Dinamika perkembangan hermeneutika diatas sudah cukup menggambarkan, bagaimana hermeneutika berawal dan berkembang dari era klasik hingga era modern sekarang ini. Pada perkembangan selanjutnya, beberapa pemikir Islam juga menerapkan hermeneutika dalam mengkaji makna dalam Al Quran. Sebut saja Nasr Hamid Abu Zayd yang mengkaji Al Quran dimana ia melakukan pendekatan linguistik dan sastra dalam menggali makna Al Quran. Atau pemikir lainnya seperti Farid Esack, Muhammad Arkoun, Ali Harb dan lainnya. Mereka semua melakukan pendekatan hermeneutika dalam mengkaji makna dari teks-teks Al Quran. Begitu pula dengan Muhamad Syahrur, yang juga menerapkan konsep hermeneutika dalam mengkaji makna Al Quran. Bila kita cermati, maka akan tampak bahwa pemikiran Syahrur dalam bidang Hermeneutika memiliki kesamaan atau paling tidak sedikit banyak terpengaruh dari dinamika hermeneutika diatas yang dicanangkan oleh beberapa tokoh nya. Penolakan Syahrur terhadap teori sinonimitas dalam bahasa karena menurutnya tiap kata memiliki makna nya sendiri yang dilatarbelakangi oleh sejarah kata tersebut berkembang memiliki kesamaan dengan hermeneutika linguistik dialektis yang dipaparkan oleh Gadamer seperti diatas.

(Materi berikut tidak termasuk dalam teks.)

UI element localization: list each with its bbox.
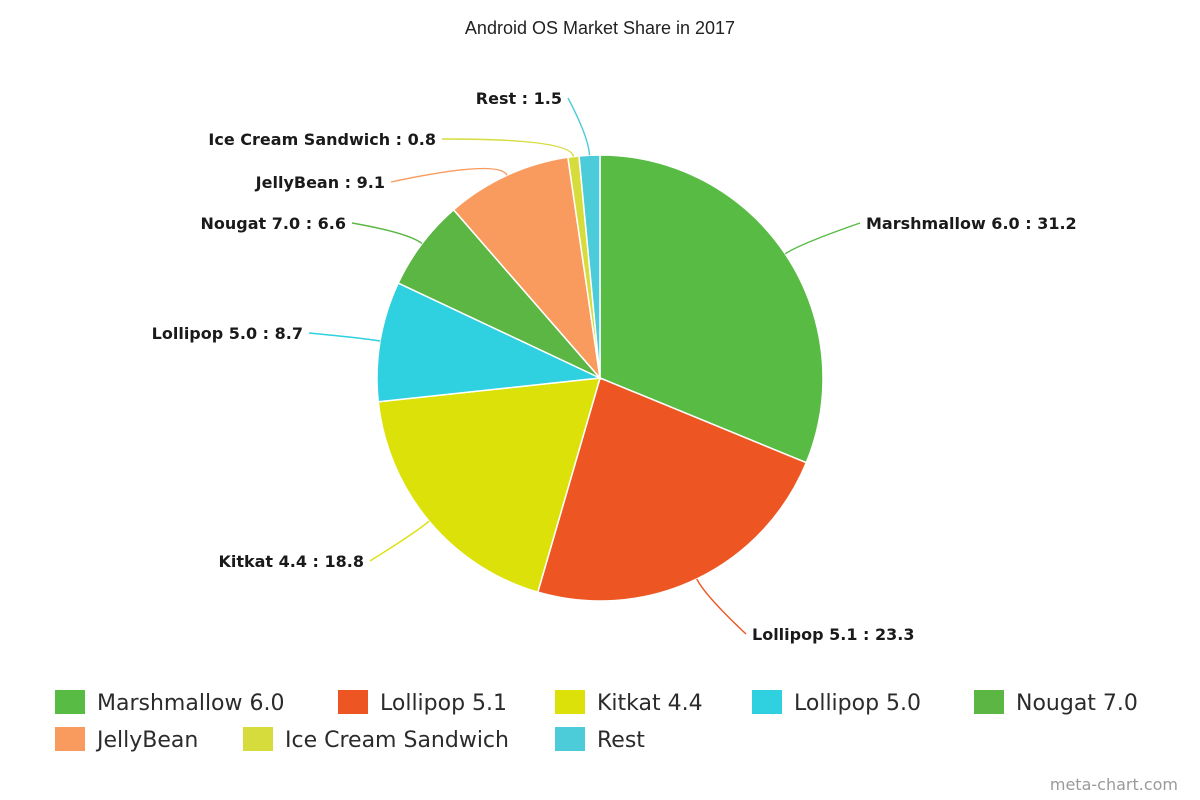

C.    Studi Hermeneutika Al Quran Muhammad Syahrur
Setelah paparan diatas mengenai latar belakang kehidupan dan pemikiran Muhamad Syahrur dan dinamika kemunculan dan perkembangan hermeneutika hingga masuknya ke dalam ranah pemikiran beberapa pemikir Islam modern, termasuk Muhammad Syahrur, maka pada pembahasan kali ini akan menjelaskan inti dari kajian atau studi hermeneutika Al Quran yang dilakukan Muhammad Syahrur, yang mana dalam hal ini terdiri dari tiga bagian : latar belakang pemikiran hermeneutika Muhammad Syahrur, Hermeneutika Syahrur dalam studi Al Quran, dan produk pemikiran hermeneutika Al Quran Syahrur.

1. Landasan Pemikiran Hermeneutika Muhammad Syahrur
Pemikiran hermeneutika Muhammad Syahrur sejatinya dipengaruhi dari berbagai aspek, diantaranya : filsafat proses, metode historis linguistik, dana juga unsur-unsur dari relativisme dan dialektika Hegel. Namun, dari semua itu, ada dua aspek yang paling nampak dalam pemikiran Syahrur ialah filsafat proses yang teraplikan dalam konsep triodik keadaaan awal-kondisi menjadi-kondisi jadi (Being-Progress-Becoming) dan metode linguistik historis

Filsafat Proses
Filsafat proses yang menjadi landasan pemikiran hermeneutika Syahrur ini tampak ketika ia membicarakan tentang konsep triodik nya yaitu keadaan awal, keadaan menjadi, dan keadaan jadi  atau dalam bahasa arabnya al kaynunah, as sayrurah dan as soyruroh. Filsafat proses berpendapat bahwa segala yang ada dalam dunia ini selalu berhubungan satu sama lainnya, dan semuanya selalu dalam keadaan berkembang dan dinamis tanpa pernah berhenti[14]. Adapun yang pertama kali mengungkapkan filsafat proses ini ialah Alfred White Northead. Oleh Syahrur, filsafat proses ini ia terjemahkan menjadi suatu konsep triadik seperti diatas yang mana menurutnya salah satu unsur dari konsep triadik tersebut tak bisa berdiri sendiri dan akan selalu berhubungan dengan unsur lainnnya.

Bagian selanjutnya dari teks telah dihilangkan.